Carlos Rodríguez Nichols
Según la corriente populista, el populismo es consecuencia de las transformaciones sociales, políticas y religiosas. Efectos negativos promotores en gran medida de la desintegración y pérdida de identidad de un amplio sector de la sociedad. Comunidades que la democracia representativa no logró incorporar al orden social debido a inadecuadas políticas incapaces de articular las diferencias sociales; acentuando, más bien, las escasas oportunidades de los desfavorecidos. Es decir, el populismo es entendido como el pasaje de la política de muy pocos a la política de masas en la que el pueblo se concibe como protagonista facultativo de la soberanía. Siguiendo esta línea de pensamiento, el populismo nace como rescate al orden social en manos de élites compuestas por potestades económicas y partidos políticos tradicionalistas. Así, los populistas pretenden ser el instrumento de integración de los excluidos sociales.
Sin embargo, en nombre del pueblo expresan posturas autoritarias de tinte totalitario. Una contradicción entre la integración discursiva que tanto proclaman, y, la exclusión de aquellos antagónicos a esa suerte de comunidad idónea que ellos materializan. Cualquier persona opuesta a ese concepto de totalidad, es considerado enemigo del pueblo. En otros términos, postulan la centralizad de los pueblos sobre cualquier casta o estirpe como si se tratara de una misión salvadora o un nuevo credo sustentado por fundamentos ético-morales. Es aquí donde radica el común denominador del imaginario populista religioso y ese orden político que “supuestamente” reconduce a las masas.

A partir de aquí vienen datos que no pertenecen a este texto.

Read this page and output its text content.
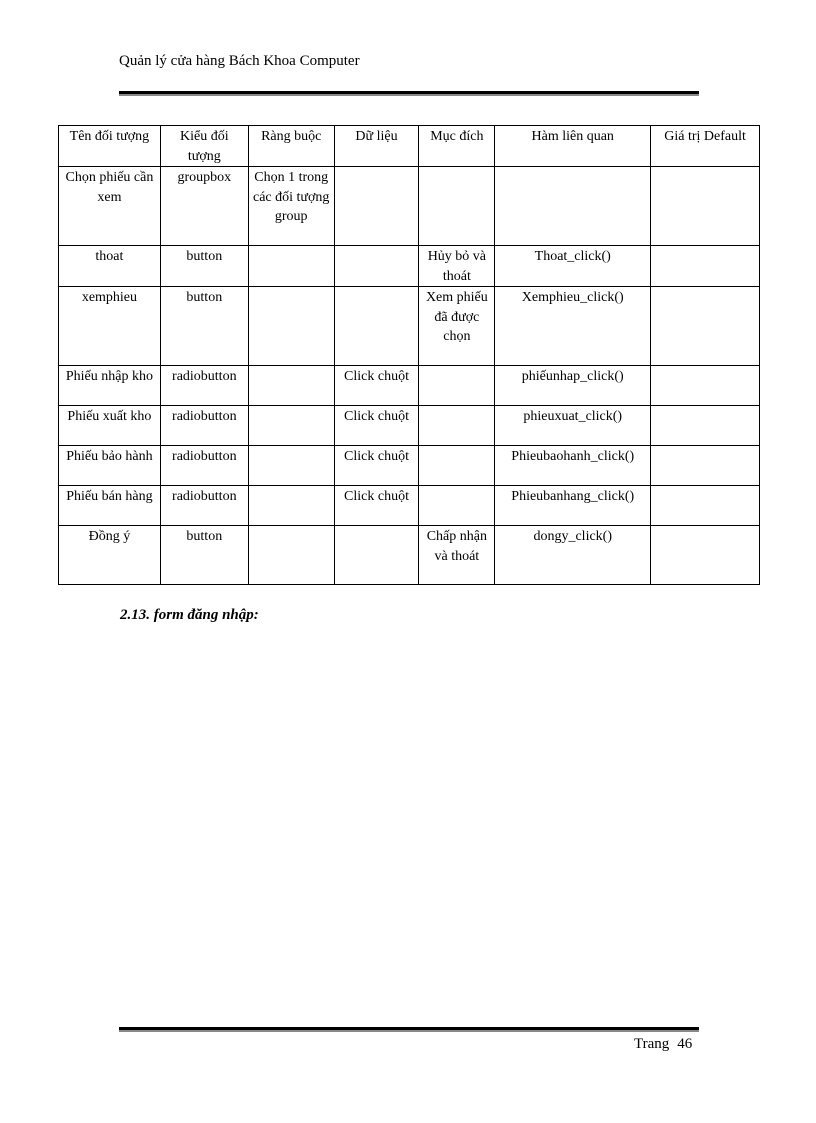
Quản lý cửa hàng Bách Khoa Computer
Tên đối tượng	Kiểu đối tượng	Ràng buộc	Dữ liệu	Mục đích	Hàm liên quan	Giá trị Default
Chọn phiếu cần xem	groupbox	Chọn 1 trong các đối tượng group				
thoat	button			Hủy bỏ và thoát	Thoat_click()	
xemphieu	button			Xem phiếu đã được chọn	Xemphieu_click()	
Phiếu nhập kho	radiobutton		Click chuột		phiếunhap_click()	
Phiếu xuất kho	radiobutton		Click chuột		phieuxuat_click()	
Phiếu bảo hành	radiobutton		Click chuột		Phieubaohanh_click()	
Phiếu bán hàng	radiobutton		Click chuột		Phieubanhang_click()	
Đồng ý	button			Chấp nhận và thoát	dongy_click()	
2.13. form đăng nhập:
Trang 46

Si en décadas pasadas las religiones parecían estar condenadas al ostracismo, en la actualidad hay un resurgimiento religioso alternativo en franca oposición al cristianismo ortodoxo. Una era política religiosa construida con dogmas propios, algunas veces, más radicales y aberrantes que los mandatos de religiones institucionales. En otras palabras, una suerte de religiosidad y filosofía política “a la carta”, si a esto se le puede dar esa nomenclatura, para satisfacer las ambiciones de líderes políticos y religiosos. Al punto que, en ciertos casos, estas dos figuras se intrincan y amalgaman en el mismo sujeto.
Claro ejemplo de esto, es la espiritualidad “taylor-made” del comandante Daniel Ortega y su mujer la vicepresidenta Rosario Murillo. Otrora revolucionarios marxista-leninistas responsables del derrocamiento del extinto dictador Anastasio Somoza Debayle al final de la década de los setenta. La pareja presidencial nicaragüense, aferrados a un ficticio poder superior, achaca la inestabilidad del país a fuerzas externas interesadas en desestabilizar el régimen orteguista, culpabilizando al capitalismo y al dinero del mal que acosa a la sociedad contemporánea. Claro, esto dicho de puertas hacia fuera o como dicen popularmente: ¡” del pico para fuera”!
Esta especie de gnósticos político-religiosos se presentan como liberadores de las realidades negativas que azotan a los más necesitados. Supuestos benefactores de masas investidos con un aura pseudo espiritual, se identifican, según conviene, con las izquierdas revolucionarias o con organizaciones de extrema derecha contrarias al sistema establecido. Por eso, el populismo brota tanto en las filas extremistas de izquierda como en la derecha recalcitrante neofascista de corte xenófobo.
La historia está impregnada de populistas, indistintamente de su orientación ideológica: Hitler, Perón, Chávez, Kirchner y Correa, para mencionar algunos, hasta el actual inquilino de la Casa Blanca quien se considera el genio redentor de la economía de Estados Unidos, de la “América First”, frente a las garras aniquiladoras de antiguos aliados a los que ahora señala como sus implacables enemigos: la Unión Europea, las naciones que conforman la alianza del Pacífico, China, México, Canadá, y todos aquellos conscientes de la seriecísima problemática climática mundial. Un superhombre, según él, capaz de eliminar de un solo zarpazo el trabajo en conjunto de sus antecesores presidentes estadounidenses y Jefes de Estado de las siete potencias más poderosas del mundo. Desde su patológica visión, él cree estar dotado de una inteligencia superior que lo sitúa entre los presuntamente iluminados.
Una bufonada a gran escala que sirve de ejemplo para comprender la obscura autoridad política esgrimida por las religiones ortodoxas durante siglos y milenios y, el poder de los nuevos movimientos religiosos, responsables del descarado adiestramiento y nociva conducción de los sectores menos educados, las masas, en su mayoría pertenecientes a los niveles más bajos de la escala social con escasas oportunidades a futuro.